Öncelikle şunu söyleyeyim; Kan yok, vahşet yok, katil yok yine bir kayıp vakası. Dolayısıyla gizem unsurlarını sonuna kadar içinde barındıran bir kitap Annabelle “geçmişin girdabı”. Gullspang İsveç’in güzel bir kasabası. Burada yaşayan 17 yaşındaki güzel Annabelle bir gece ansızın ortadan kayboluyor ve bu şekilde dahil oluyoruz olaya. Annabelle kendimi kaçtı yoksa kaçırıldımı? Hayattamı yoksa öldümü? öldürüldümü? Yazar bu merakı içimize saldıktan sonra başlıyoruz kasaba halkından şüphelenmeye.

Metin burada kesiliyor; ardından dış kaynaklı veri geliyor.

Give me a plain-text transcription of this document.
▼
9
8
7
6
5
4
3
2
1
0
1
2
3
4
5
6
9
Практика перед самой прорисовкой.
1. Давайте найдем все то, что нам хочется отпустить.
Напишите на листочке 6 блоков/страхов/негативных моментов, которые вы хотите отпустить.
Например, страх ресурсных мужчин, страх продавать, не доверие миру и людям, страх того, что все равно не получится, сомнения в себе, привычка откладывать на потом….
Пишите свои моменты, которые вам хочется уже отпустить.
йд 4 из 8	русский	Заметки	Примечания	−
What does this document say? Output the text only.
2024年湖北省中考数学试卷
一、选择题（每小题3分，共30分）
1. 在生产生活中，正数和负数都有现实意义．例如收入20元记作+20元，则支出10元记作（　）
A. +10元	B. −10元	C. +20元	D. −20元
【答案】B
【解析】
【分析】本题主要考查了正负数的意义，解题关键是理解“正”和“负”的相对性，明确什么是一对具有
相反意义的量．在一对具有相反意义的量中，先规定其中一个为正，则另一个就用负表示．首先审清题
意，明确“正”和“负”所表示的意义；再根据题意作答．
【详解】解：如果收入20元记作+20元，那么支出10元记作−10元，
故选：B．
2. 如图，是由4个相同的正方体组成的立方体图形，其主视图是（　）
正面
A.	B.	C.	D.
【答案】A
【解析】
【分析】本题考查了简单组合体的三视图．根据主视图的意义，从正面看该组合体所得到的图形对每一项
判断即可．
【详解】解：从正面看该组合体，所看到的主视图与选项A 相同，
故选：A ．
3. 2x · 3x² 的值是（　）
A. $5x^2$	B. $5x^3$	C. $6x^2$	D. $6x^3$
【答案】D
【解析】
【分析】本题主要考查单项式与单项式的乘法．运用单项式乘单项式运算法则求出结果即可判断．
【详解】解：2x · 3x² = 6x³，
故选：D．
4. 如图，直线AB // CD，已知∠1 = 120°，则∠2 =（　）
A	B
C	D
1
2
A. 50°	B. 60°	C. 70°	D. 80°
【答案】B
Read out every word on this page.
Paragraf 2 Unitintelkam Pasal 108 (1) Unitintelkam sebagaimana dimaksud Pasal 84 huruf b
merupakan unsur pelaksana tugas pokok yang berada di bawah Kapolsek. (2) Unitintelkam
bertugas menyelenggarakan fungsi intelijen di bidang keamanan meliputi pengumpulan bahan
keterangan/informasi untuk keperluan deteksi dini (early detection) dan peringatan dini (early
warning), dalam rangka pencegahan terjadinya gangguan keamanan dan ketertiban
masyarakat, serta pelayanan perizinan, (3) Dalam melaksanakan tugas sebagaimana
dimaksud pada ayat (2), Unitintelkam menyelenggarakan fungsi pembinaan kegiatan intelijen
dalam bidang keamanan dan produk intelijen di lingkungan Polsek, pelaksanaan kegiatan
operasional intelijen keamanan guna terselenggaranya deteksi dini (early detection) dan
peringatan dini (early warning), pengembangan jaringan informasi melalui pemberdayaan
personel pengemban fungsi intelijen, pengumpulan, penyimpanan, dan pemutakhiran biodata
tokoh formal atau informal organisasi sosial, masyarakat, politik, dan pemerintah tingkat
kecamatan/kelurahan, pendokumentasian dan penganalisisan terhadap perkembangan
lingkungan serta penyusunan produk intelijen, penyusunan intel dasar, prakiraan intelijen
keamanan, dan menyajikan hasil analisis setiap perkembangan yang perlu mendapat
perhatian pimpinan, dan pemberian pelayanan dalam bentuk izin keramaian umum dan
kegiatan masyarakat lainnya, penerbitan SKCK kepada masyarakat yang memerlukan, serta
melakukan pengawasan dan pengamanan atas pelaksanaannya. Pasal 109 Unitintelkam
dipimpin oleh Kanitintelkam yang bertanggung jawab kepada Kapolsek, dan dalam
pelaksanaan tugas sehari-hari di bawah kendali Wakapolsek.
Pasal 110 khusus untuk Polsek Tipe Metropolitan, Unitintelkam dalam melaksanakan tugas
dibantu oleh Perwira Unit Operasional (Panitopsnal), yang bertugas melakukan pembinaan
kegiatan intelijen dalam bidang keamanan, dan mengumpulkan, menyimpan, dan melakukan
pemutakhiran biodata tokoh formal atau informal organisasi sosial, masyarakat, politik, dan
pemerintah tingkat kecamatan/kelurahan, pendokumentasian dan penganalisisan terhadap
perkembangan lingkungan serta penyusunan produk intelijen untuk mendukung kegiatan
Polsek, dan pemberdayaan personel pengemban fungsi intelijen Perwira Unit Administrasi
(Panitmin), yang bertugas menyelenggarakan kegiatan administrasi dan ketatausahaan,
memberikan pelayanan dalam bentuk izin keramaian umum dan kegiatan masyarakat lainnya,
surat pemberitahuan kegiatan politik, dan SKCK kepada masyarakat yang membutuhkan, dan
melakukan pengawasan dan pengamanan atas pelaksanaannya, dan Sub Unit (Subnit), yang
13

Herkes birbirini tanıyor ve yıllardır iç içe yaşıyorlar, 1.500 kişilik nüfusa sahip bu köyde. Vakaya Stockholm’den dedektif Charlie atanıyor ve görev arkadaşı Andres’le bölgeye geliyor. Fakat dedektifinde doğup büyüdüğü bu kasabayla ilgili geçmişinde yaşadığı kötü anıları var. Dolayısıyla soruşturma aslında hem dedektif Charlie hem de Annabelle için devam etmeye başlıyor. Anabbell’in ailesinden, arkadaşlarından, öğretmenlerinden, orada yaşayan herkesten tek tek şüphelenmeye başlıyoruz. Sayfaları hızla çevirirken O mu, bu mu, şu mu yoksa diğerimi, ötekide olabilir derkeeen bir de bakıyorsunuz ki kitap hiç kafanızda kurgulayamadığınız bir sonla bitiyor. Dili yalın, sayfalar nehir gibi akıyor elinizde. Hal böyle oluncada puanımı tahmin etmek hiç de zor olmuyor. Tastamam bir polisiye ve gizem kitabı.
Gercekten geçmişin girdabı ve kayıp kız vakası. Kurgu mükemmel, sürükleyici ve anlatım harika. Okudugum bir çok kitapta neden vakayı çözecek olan dedektif ya da polisin bu kadar sorunlu bir kişilik olarak yansıtıldığını anlayabilmiş değilim ama harika bir kitaptı tavsiye ederim.
Herkesin birbirini tanıdığı, geçmişten gelen sırlarla dolu küçük bir kasabada kaybolan genç bir kızı bulmak amacıyla eskiden aynı kasabada yaşayan Dedektif Charlie için yıllar sonra Stockholm'den geçmişe yolculuk yapmanın zorluğunu, hatırlamak istemediği anıları, kayıp Annebelle'i bulmak için çabalamasını heyecan, merak, zaman zaman kızgınlık, ama çoğunlukla da üzüntü duyarak okudum.